Carlos Powell

Personal information
- Born: August 29, 1983 (age 42) Florence, South Carolina, U.S.
- Listed height: 6 ft 7 in (2.01 m)
- Listed weight: 225 lb (102 kg)

Career information
- High school: Wilson (Florence, South Carolina)
- College: South Carolina (2001–2005)
- NBA draft: 2005: undrafted
- Playing career: 2005–2017
- Position: Forward

Career history
- 2005–2006: Benfica
- 2006–2007: New Zealand Breakers
- 2007: Azovmash Mariupol
- 2007–2008: Dakota Wizards
- 2008–2009: Incheon ET Land Black Slamer
- 2009–2010: Albuquerque Thunderbirds
- 2010–2011: Liaoning Dinosaurs
- 2011: Zob Ahan Isfahan
- 2011: Maccabi Haifa
- 2012–2015: Incheon Elephants
- 2015–2016: Jeonju KCC Egis
- 2016–2017: Estudiantes Concordia
- 2017: Trotamundos

Career highlights
- Venezuelan League MVP (2017); 2x NBA D-League All-Star (2008, 2010); All-NBA D-League Third Team (2008); All-NBL First Team (2007); NBL scoring champion (2007); NIT Most Valuable Player (2005); Second-team All-SEC (2005);

= Carlos Powell =

American basketball player

Ricardo Auturo "Carlos" Powell (born August 29, 1983) is an American former professional basketball player.

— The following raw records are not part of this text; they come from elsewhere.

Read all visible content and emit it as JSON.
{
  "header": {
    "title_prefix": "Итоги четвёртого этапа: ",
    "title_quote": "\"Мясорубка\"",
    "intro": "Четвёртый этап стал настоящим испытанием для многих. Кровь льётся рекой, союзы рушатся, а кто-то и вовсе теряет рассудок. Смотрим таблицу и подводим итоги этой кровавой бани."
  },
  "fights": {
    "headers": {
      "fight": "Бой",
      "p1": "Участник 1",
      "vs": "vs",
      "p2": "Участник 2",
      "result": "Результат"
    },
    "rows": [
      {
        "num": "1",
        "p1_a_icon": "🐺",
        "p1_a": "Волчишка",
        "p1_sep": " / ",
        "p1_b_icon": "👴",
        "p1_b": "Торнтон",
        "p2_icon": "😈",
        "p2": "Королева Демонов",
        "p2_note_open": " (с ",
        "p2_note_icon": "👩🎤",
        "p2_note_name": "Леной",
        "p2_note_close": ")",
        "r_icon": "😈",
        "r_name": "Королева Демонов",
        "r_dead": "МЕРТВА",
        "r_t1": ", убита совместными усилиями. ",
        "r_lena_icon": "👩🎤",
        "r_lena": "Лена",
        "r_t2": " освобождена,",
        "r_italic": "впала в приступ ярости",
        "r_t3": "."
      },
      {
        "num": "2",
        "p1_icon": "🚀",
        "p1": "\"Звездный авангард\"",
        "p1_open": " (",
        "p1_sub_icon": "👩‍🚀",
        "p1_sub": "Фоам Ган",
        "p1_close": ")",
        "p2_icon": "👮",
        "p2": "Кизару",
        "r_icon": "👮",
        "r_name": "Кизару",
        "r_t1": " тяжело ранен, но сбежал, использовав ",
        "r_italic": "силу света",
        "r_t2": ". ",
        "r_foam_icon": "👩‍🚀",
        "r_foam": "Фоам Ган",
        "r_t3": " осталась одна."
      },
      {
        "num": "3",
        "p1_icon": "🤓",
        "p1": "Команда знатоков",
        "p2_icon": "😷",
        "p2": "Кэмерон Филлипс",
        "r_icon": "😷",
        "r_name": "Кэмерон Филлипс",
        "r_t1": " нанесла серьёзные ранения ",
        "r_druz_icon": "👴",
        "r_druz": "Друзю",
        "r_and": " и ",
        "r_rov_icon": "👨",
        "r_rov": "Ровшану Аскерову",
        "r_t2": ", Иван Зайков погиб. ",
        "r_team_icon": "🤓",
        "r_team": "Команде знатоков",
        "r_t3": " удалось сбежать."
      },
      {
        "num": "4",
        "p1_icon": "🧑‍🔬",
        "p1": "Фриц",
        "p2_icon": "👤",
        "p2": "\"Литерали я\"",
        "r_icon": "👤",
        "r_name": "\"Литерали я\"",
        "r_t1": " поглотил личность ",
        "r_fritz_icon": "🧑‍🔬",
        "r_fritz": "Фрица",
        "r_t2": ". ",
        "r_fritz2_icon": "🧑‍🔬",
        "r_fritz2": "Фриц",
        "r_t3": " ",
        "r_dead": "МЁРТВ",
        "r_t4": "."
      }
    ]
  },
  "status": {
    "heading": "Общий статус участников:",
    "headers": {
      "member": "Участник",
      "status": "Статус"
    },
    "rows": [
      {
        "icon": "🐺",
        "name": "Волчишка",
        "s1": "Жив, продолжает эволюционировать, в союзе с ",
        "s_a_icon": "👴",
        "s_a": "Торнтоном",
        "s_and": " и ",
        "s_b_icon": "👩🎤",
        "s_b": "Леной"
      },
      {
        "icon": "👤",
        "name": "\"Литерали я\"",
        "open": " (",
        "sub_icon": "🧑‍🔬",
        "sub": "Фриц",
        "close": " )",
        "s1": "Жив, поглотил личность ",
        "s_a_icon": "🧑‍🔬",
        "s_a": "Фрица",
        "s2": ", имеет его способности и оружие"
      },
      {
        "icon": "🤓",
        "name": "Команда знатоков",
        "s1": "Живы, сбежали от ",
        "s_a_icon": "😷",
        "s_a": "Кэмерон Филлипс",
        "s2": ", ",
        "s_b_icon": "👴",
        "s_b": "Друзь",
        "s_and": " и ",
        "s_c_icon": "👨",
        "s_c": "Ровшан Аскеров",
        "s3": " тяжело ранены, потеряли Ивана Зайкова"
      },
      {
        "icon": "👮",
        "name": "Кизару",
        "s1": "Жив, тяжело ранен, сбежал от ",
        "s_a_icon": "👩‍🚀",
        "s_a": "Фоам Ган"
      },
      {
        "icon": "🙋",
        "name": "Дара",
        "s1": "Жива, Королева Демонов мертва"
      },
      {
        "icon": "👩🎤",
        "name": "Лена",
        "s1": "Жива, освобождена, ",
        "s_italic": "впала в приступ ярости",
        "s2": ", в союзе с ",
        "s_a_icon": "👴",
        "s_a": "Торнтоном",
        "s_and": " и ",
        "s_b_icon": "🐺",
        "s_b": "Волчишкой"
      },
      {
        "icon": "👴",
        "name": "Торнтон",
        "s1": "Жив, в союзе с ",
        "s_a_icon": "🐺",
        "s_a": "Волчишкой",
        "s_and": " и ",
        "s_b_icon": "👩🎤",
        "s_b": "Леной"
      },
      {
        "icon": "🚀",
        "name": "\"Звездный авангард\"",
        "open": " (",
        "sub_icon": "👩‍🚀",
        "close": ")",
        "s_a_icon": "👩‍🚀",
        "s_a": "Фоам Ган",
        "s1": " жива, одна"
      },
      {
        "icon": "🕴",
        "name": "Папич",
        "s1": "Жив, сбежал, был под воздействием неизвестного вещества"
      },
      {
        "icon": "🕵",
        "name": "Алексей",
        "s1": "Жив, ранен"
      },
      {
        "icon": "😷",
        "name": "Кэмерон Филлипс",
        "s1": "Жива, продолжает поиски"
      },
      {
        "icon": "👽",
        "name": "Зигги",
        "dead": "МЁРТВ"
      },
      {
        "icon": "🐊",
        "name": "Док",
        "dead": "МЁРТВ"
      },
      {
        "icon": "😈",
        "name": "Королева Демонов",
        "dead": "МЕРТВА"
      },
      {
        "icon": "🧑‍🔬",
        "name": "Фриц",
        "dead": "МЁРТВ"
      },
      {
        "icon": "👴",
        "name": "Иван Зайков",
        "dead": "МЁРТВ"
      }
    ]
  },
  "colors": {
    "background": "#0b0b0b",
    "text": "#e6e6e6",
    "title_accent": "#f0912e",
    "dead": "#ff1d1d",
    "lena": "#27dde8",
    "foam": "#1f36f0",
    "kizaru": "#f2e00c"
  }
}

He is notable for receiving the NIT Most Valuable Player award, in the NIT tournament. Other honors he has received include 2003-2004 All SEC, 2004-2005 Preseason All SEC, and 2005 Team outstanding rebounder. Throughout his four-year career, he scored over 1500 points (1541), 600 rebounds (641), and 70 3-point field goals (71). He also holds the school record for most games played with 132.

==Professional career==
After college, Powell played professionally for Benfica in Portugal where he was the fourth leading scorer in the league with 19.4 points and 7 rebounds a game. He was subsequently named to the All-League MVP team and all league imports first team.

Powell played for the New Zealand Breakers of the Australian National Basketball League during the 2006–2007 season. He shone in his debut with the Breakers, scoring 34 points against the South Dragons. Powell was arguably the team's best player throughout the 06–07 season, leading the league in points scored with 28.3 per game. He was also top 10 in the league in steals, and won the 06-07 slam-dunk competition at the NBL All-Star game.

Powell played for the Golden State Warriors in the NBA Summer League in 2007. After failing to secure a contract, he was signed by the Ukrainian team Azovmash Mariupol.

On November 1, 2007, Powell was selected 2nd overall in the 2007 NBA D-League draft by the Dakota Wizards. For the Wizards, he was selected to participate in the 2008 NBA D-League All-Star Game and he finished the season averaging 22.5 points, 6.4 rebounds, 4.8 assists, and 1.4 steals per game in 48 games played.

On November 1, 2009, Powell was selected 1st overall in the 2009 NBA D-League draft by the Albuquerque Thunderbirds. He was selected to participate in the 2010 NBA D-League All-Star Game, but he did not stay in the D-League for the entire 2009-2010 season. He finished the season in the CBL with the Liaoning Panpan Hunters, where he averaged 25 points and 6.6 rebounds per game.

In 2011, Powell played for Zob Ahan Isfahan of the IBSL in Isfahan, Iran, averaging 20 points, 12 rebounds and 3.5 assists per game.

In August 2011, he signed with Maccabi Haifa B.C. in Israel.

He returned to the Incheon Elephants in South Korea for the 2012-13 KBL season.

He was again signed by Incheon ET Land Elephants for 2013-2014 KBL season.

In February 2017, Powell signed with Trotamundos. In July 2017, Powell was named Most Valuable Player of the 2017 Liga Profesional de Baloncesto season.